Related entry: Aranea Diadema.—Diadem Spider
The freshly spun web, free from dust, of the Tegenaria domestica, or common house-spider, or as often employed in this country, the web of Tegenaria medicinalis.
COMMON NAMES: Spider's web, Cobweb.
Source, History, and Preparation.—The medicinal species of spider, from which the web is obtained, are the Tegenaria medicinalis and Tegenaria domestica, belonging to the division Homogangliata, class Arachnida. The former are found in angles of walls, corners of fences, old houses, barns, etc., where they weave a large, angular, nearly horizontal web, at the upper part of which is a tube in which they keep themselves perfectly at rest, until the web has ensnared a fly or other prey. The field spider's web is said to be of no account, medicinally, while that of the house spider is considered very useful. It is the web of the latter that is preferred by the Homoeopaths who introduced spider-web into practice, and who employ it in a trituration. The common house-spider is brownish or blackish in color, and is found in dark places in cellars, dwellings, barns, etc. In Eclectic practice the tincture of the web has been preferred to the trituration. It may be prepared as follows: Cover 2 ounces of clean recently spun web with 1 pint of strong alcohol, and allow it to macerate 10 days. Filter. This remedy was introduced into Eclectic practice as a cure for intermittent fever. There are various opinions among physicians, as to the modus operandi of cobweb, some attributing it entirely to the control of the imagination, while others view it in a different light, and entertain favorable opinions of it as a powerful therapeutical agent.

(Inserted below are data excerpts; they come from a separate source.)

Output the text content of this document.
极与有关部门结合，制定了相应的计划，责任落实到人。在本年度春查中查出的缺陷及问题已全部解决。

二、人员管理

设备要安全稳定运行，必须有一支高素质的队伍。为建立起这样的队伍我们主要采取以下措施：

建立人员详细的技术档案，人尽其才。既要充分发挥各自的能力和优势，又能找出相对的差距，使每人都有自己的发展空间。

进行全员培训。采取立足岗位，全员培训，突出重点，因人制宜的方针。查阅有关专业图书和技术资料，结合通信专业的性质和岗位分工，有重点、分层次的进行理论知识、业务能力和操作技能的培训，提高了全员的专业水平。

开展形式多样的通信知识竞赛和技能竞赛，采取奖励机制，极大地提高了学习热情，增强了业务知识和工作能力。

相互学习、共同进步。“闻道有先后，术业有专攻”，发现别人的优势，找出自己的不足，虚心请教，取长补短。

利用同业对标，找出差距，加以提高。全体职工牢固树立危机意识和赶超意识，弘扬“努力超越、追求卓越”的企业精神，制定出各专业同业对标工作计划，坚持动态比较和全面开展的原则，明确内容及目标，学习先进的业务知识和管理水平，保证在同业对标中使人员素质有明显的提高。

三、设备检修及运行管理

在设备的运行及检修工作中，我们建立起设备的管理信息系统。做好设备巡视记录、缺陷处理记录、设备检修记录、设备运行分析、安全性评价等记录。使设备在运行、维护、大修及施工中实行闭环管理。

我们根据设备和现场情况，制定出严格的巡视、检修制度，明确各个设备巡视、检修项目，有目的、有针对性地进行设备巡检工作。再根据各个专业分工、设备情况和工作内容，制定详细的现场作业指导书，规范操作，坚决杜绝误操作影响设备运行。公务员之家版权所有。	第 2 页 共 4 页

Action, Medical Uses, and Dosage.—Febrifuge, sedative, and antispasmodic. Said to have been found useful in the cure of intermittents when all other agents have failed; also recommended in several nervous affections, to relieve pain, lessen spasmodic action, and cause sleep, without any deleterious narcotic influences. Dr. Robert Jackson used it in the delirium, pains, spasms, and subsultus, common in continued fevers, in dry, nervous coughs, hiccough, etc. It has also been reputed efficient in hysteria, periodical headache, chorea, asthma, morbid wakefulness and restlessness, and muscular spasms. For a series of cases in which this drug acted efficiently, see report of Dr. Pierce, Ec. Med. Jour., Nov., 1886. Of it he writes: "Its specific indications are: Masked periodical diseases in hectic broken-down patients; in all diseases that come up suddenly with cool, clammy skin and perspiration, and cool extremities; in nocturnal orgasm in either sex; numbness of the extremities when sitting still or lying down. It relieves spasms of arterioles, and stimulates capillary circulation. It relieves hyperaesthesia of the cerebro-spinal nerves and the great sympathetic, that depends upon debility. It is the greatest heart stimulant in the materia medica, and lobelia is only second to it." The dose is 5 or 6 grains, rolled up in the form of a pill, and repeated 3 or 4 times a day; or, preferably, specific Tela araneae in doses of from 1 to 10 drops. The web has been applied to fresh wounds to check hemorrhage, and used as a plug to the nostrils in cases of long-continued and obstinate epistaxis. The small silver-headed spider, given in a dough pill, is said to be a prompt and efficient cure for ague.